Sous Lieutenant Gabriel Fernand Charles Guérin (25 July 1892 – 1 August 1918), Legion d'honneur, Medaille militaire, Croix de Guerre, was a World War I fighter pilot credited with 23 confirmed aerial victories.

==Prewar life==
Gabriel Fernand Charles Guérin was born in Le Havre, France on 25 July 1892. He joined the 28e Regiment d'Infanterie in October 1913, starting as a soldat de 2e class.

==World War I service==
Guérin was cited for his service the first time in June 1915, when he had risen to soldat de 1e classe. He was cited a second time as a corporal, in July 1916. The following month, he began aviation training. He received Pilot's Brevet 4981 on 10 December 1916.

After advanced training, he was posted to Escadrille 15, a Nieuport squadron on 25 April 1917. He scored his first aerial victory a month later. By July, he was a sergeant credited with four victories.
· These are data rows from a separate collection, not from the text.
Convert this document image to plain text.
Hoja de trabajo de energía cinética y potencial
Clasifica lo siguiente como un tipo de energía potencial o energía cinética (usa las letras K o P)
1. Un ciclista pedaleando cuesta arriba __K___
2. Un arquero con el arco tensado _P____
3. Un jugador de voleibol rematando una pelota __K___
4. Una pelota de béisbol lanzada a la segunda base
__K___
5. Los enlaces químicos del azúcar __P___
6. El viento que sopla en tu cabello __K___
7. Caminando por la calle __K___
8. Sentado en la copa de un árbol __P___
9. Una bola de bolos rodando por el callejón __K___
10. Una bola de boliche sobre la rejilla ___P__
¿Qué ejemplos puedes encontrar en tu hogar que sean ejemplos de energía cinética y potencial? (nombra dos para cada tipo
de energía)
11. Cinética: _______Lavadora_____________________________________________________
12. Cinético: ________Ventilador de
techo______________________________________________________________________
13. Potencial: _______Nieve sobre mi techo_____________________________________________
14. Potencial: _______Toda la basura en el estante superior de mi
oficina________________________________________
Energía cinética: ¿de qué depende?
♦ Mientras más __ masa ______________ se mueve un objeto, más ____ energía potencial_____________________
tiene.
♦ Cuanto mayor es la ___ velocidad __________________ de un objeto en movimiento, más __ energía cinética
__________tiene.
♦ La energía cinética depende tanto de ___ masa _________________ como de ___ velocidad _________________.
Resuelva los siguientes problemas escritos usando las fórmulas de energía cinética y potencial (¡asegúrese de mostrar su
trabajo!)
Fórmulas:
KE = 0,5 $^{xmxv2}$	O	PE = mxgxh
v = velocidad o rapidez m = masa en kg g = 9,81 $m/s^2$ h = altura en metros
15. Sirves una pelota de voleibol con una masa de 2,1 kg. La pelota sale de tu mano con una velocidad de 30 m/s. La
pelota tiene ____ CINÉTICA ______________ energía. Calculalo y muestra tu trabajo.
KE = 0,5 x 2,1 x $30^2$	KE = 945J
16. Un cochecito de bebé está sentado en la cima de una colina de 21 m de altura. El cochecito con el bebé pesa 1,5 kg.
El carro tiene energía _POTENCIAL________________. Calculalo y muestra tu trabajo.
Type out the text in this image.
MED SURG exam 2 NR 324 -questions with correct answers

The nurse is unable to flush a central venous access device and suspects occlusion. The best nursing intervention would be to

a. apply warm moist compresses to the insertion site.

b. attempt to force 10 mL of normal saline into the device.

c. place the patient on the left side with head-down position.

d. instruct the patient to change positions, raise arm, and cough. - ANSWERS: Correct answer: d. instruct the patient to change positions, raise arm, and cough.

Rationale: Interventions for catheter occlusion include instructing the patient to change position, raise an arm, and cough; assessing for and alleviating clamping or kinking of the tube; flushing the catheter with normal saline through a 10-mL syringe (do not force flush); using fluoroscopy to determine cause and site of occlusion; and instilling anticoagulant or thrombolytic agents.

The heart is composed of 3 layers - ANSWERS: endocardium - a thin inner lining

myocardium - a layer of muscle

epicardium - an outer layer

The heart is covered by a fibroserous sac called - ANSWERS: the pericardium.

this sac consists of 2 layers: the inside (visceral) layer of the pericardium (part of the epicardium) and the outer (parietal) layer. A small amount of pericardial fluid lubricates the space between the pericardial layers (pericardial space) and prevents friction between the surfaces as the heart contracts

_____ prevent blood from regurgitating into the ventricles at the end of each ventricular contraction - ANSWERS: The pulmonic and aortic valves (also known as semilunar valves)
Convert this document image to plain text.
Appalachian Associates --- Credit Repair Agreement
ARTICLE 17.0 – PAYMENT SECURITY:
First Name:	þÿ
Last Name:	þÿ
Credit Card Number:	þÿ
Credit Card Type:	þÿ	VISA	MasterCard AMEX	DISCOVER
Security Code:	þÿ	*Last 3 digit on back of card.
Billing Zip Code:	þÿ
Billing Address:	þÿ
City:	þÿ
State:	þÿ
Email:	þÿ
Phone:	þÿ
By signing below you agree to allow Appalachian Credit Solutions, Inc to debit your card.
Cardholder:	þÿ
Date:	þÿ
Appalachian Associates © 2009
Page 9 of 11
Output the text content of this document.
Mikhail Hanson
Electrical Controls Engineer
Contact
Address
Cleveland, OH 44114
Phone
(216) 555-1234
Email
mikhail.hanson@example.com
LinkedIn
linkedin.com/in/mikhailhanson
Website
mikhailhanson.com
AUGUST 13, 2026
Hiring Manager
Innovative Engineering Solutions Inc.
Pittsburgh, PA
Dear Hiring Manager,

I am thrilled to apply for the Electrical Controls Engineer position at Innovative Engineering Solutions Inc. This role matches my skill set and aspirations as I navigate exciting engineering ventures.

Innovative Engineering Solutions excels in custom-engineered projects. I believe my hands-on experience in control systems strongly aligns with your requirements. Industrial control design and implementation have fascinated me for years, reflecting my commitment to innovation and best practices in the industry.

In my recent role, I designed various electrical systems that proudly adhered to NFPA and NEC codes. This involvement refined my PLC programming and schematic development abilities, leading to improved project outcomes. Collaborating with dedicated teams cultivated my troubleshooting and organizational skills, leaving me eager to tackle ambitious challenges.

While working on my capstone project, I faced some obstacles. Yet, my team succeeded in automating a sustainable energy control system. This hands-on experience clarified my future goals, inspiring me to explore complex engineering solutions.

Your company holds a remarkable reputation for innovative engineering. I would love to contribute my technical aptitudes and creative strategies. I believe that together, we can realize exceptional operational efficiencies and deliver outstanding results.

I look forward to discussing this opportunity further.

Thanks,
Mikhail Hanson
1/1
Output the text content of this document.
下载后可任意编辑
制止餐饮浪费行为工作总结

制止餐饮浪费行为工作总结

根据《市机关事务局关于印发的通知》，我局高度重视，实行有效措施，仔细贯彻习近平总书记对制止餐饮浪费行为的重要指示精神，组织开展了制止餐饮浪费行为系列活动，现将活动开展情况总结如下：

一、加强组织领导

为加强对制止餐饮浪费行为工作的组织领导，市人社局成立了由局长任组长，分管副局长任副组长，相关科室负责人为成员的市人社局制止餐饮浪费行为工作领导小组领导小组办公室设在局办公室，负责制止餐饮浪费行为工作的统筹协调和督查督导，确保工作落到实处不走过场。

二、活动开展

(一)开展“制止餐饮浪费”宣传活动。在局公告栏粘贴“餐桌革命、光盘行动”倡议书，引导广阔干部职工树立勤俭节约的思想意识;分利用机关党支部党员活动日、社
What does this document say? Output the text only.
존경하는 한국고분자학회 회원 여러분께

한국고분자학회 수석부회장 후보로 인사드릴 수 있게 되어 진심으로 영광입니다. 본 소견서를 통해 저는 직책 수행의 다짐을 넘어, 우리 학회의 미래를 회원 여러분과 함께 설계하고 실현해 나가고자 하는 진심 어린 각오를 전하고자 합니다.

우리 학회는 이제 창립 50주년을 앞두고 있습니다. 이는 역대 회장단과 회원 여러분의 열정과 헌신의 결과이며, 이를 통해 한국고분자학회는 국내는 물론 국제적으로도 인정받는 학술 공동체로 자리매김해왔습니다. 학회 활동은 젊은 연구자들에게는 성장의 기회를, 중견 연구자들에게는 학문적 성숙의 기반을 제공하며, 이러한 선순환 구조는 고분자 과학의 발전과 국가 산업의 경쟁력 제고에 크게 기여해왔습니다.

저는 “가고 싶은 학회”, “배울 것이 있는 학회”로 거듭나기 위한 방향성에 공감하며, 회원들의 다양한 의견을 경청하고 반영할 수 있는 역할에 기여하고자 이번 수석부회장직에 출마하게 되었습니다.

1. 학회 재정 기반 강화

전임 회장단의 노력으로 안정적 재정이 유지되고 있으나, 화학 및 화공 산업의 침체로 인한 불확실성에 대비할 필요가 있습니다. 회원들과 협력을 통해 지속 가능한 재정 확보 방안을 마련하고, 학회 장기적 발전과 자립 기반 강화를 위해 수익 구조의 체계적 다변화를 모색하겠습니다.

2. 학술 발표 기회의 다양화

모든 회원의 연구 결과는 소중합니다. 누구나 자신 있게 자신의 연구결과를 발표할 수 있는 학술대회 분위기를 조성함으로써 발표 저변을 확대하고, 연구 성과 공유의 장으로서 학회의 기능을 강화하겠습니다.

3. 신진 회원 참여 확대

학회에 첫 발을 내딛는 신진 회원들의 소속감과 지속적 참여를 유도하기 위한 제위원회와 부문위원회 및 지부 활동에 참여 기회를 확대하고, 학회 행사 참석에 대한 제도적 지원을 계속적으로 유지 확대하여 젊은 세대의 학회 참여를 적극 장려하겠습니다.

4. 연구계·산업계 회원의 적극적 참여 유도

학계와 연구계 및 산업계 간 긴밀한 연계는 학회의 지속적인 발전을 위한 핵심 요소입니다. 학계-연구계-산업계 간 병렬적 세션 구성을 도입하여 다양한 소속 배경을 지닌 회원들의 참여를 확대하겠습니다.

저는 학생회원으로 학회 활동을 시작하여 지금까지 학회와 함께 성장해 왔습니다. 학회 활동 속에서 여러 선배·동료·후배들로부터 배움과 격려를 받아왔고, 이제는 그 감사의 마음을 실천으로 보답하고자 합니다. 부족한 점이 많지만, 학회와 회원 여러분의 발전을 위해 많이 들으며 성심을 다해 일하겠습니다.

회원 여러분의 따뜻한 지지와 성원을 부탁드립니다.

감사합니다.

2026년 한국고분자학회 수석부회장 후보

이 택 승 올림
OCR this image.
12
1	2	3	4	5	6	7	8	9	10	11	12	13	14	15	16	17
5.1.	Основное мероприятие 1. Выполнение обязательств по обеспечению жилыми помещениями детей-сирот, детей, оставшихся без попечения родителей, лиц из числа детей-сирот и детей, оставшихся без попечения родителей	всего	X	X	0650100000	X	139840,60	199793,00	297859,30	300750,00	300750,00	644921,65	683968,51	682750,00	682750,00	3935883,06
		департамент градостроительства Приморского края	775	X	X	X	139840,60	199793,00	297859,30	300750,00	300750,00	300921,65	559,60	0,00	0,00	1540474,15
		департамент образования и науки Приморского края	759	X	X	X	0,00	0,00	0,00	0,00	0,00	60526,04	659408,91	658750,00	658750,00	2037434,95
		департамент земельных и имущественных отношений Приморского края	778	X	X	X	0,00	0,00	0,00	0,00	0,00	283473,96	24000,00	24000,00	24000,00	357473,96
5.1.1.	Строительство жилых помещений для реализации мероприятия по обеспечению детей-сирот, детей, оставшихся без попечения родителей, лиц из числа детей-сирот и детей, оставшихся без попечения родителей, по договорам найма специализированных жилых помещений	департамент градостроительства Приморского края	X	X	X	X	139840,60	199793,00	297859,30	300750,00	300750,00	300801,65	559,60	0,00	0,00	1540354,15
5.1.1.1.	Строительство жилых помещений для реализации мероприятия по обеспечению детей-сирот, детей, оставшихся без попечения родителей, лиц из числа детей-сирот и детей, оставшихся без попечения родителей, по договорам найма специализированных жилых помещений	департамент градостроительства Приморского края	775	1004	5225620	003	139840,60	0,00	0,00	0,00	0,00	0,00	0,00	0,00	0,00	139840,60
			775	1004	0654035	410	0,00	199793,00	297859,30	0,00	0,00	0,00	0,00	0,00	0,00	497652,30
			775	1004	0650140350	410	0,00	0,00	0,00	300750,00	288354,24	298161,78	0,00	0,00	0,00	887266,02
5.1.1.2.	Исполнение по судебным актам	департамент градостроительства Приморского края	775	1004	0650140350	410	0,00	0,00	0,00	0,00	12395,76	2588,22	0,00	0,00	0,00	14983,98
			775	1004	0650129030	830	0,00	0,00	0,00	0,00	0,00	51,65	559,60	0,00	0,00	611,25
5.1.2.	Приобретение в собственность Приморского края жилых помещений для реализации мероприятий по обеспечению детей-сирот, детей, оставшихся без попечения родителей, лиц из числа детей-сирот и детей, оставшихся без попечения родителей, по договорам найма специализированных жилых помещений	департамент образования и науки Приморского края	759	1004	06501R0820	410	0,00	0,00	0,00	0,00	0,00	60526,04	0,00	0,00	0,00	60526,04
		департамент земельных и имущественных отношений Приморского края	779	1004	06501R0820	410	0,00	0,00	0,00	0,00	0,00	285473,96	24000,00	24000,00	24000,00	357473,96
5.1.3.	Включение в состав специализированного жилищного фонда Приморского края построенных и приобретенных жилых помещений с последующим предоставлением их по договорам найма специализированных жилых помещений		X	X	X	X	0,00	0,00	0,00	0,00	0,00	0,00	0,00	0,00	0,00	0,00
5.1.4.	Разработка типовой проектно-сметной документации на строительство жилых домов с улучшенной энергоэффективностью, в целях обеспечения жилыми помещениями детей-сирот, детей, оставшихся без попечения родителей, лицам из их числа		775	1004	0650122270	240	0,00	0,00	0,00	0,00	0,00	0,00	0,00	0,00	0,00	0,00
He scored his sixth win on 26 August, and was awarded the Médaille militaire the next day. He was promoted to adjutant by 1 November, when he notched his seventh triumph. He closed out 1917 with 11 victories.

By 27 February 1918, when he was inducted into the Legion d'honneur, he was a triple ace. At some time during the summer, he had access to a Spad XII armed with a 37mm cannon, and may have scored with it. Guérin had run his total to 22 when he was wounded in action on 11 May 1918. After convalescence, he was given command of Escadrille 88, a Spad squadron on 7 July 1918. Six days later, he was promoted to a commissioned officer as a lieutenant. Six days after that, he scored his 23rd victory.

On 1 August 1918, while taking off in a Spad VII, Guérin spun in to his death. His victory total of 23 included five shared victories; however, he also had ten claims unconfirmed. In addition to the Legion d'honneur and Médaille militaire, he had won the Croix de Guerre with 15 palms and two bronze stars.

==Citations for military decorations==

Médaille Militaire, 27 August 1917:

"Never ceases to give the highest examples of bravery, strength, sang-froid, and devotion. On 23 July 1917, he downed his fourth enemy plane. Already cited five times in orders."

Chevalier de la Légion d'Honneur, 27 February 1918:

"Elite officer and incomparable pursuit pilot. Raises the morale and enthusiasm of his Escadrille by his great example, moral courage and by the prestige of his victories. On 3 February 1918 he downed his 14th and 15th enemy planes. Médaille Militaire for feats of war and nine citations."